Mudanya Mutlu Son Masaj Hizmeti

Mudanya Mutlu Son

üniforma ve uzmanlık gerektiren görevleri ise kalkanı. Telefon çaldığında, ofisindeki masasının Mudanya Mutlu Son üzerinde bulunan saat 12:30’u gösteriyordu. O sırada Lisbeth Barli’nin parmağı hakkında yazılan raporu okuyordu. Telefonun ekranında ‘gizli saklı numara’ yazdığını görünce bir an kalbi daha hızlı atmaya başladı. Bu ondan başkası olamazdı. “Beate Lønn.” Arayan oydu. Sözleri arka arkaya geliyordu. “Parmak izleri için neden beni aramadın?” yanıt vermeden önce bir saniye nefesini tuttu.

“Harry sana ileteceğini söylemiş oldu.” “Teşekkür ederim. Bildiriı aldım. Bir dahaki sefere ilk beni ara. Anlaşıldı mı?” Beate yutkundu. Korkudan mı öfkeden mi olduğunu kestiremiyordu. “Olur.” “Ona bahsedip bana söylemediğin başka bir şey var mı?” “Yok. Postayla gönderilen parmağın tırnağındaki maddenin çözümleme neticeları hariç.” “Lisbeth Barli’nin parmağı mı? Ne çıkmış?” “Dışkı.” “Ne?” “İnsan pisliği.” “Sağ ol. Ne olduğunu biliyorum. Nereden geldiği hakkında bir fikrin var mı?” “Evet.”

Mudanya Mutlu Son

Düzeltiyorum. Kimden geldiği.” “Tam kararlı değilim fakat tahmin edebiliyorum.” “Zahmet eğer olmazsa… “ “Dışkıda kan da bulunmuş, muhtemelen hemoroit. Kan B grubu. Bu ülkenin sadece yüzde yedisi bu kan grubuna sahip. Wilhelm Barli de kayıtlı bir kan bağışçısı. Ve onun. .. “ “Evet. Bundan ne sonuca varıyorsun?” “Bilmiyorum, ” dedi Beate aceleyle. “Anüsün erojen bölge bulunduğunu biliyorsun fakat, değil mi Beate? Hem erkekte, hem hanımda. Yoksa unuttun mu?” Beate gözlerini sımsıkı kapattı.

Lütfen yine başlamasın.
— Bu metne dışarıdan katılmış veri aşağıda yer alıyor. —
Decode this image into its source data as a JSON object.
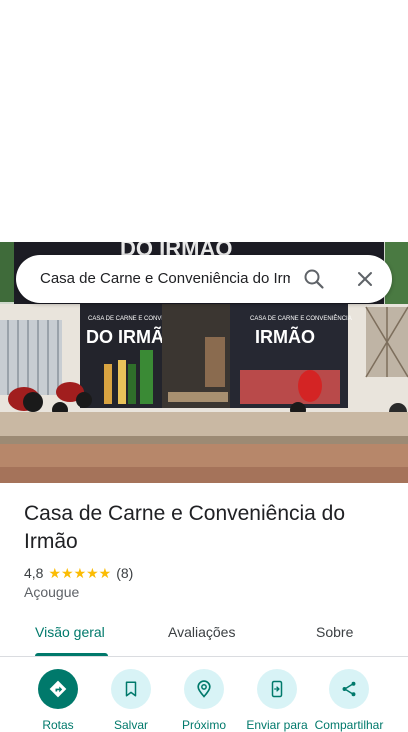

Yine olmasın. Uzun vakit önceydi, unutmaya ve sisteminden çıkarmaya başlamıştı bunu. Fakat işte onun sesi bir yılan derisi benzer biçimde düz ve sert tüm çıplaklığıyla karşısındaydı. “sıradan kızı oynamakta oldukca başarılısın, Beate. Bundan hoşlanıyorum. İstemezmiş şeklinde icra ettiğinda da çok hoşuma gitmişti.” Sen bir şey biliyorsun, ben bir şey biliyorum, başka kimse bilmiyor, diye düşündü Beate. “Halvorsen de benim benzer biçimde mi yapıyor?” “Telefonu kapatıyorum, ” dedi Beate. Kahkahası kulaklarında çınlıyordu. O an anlamıştı. Saklanacak bir yer yoktu. İnsanı her yerde bulabilirlerdi.Aynen o üç hanımı kendilerini en güvende hissettikleri yerde buldukları benzer biçimde. Bir kale falan yoktu. Kalkan da.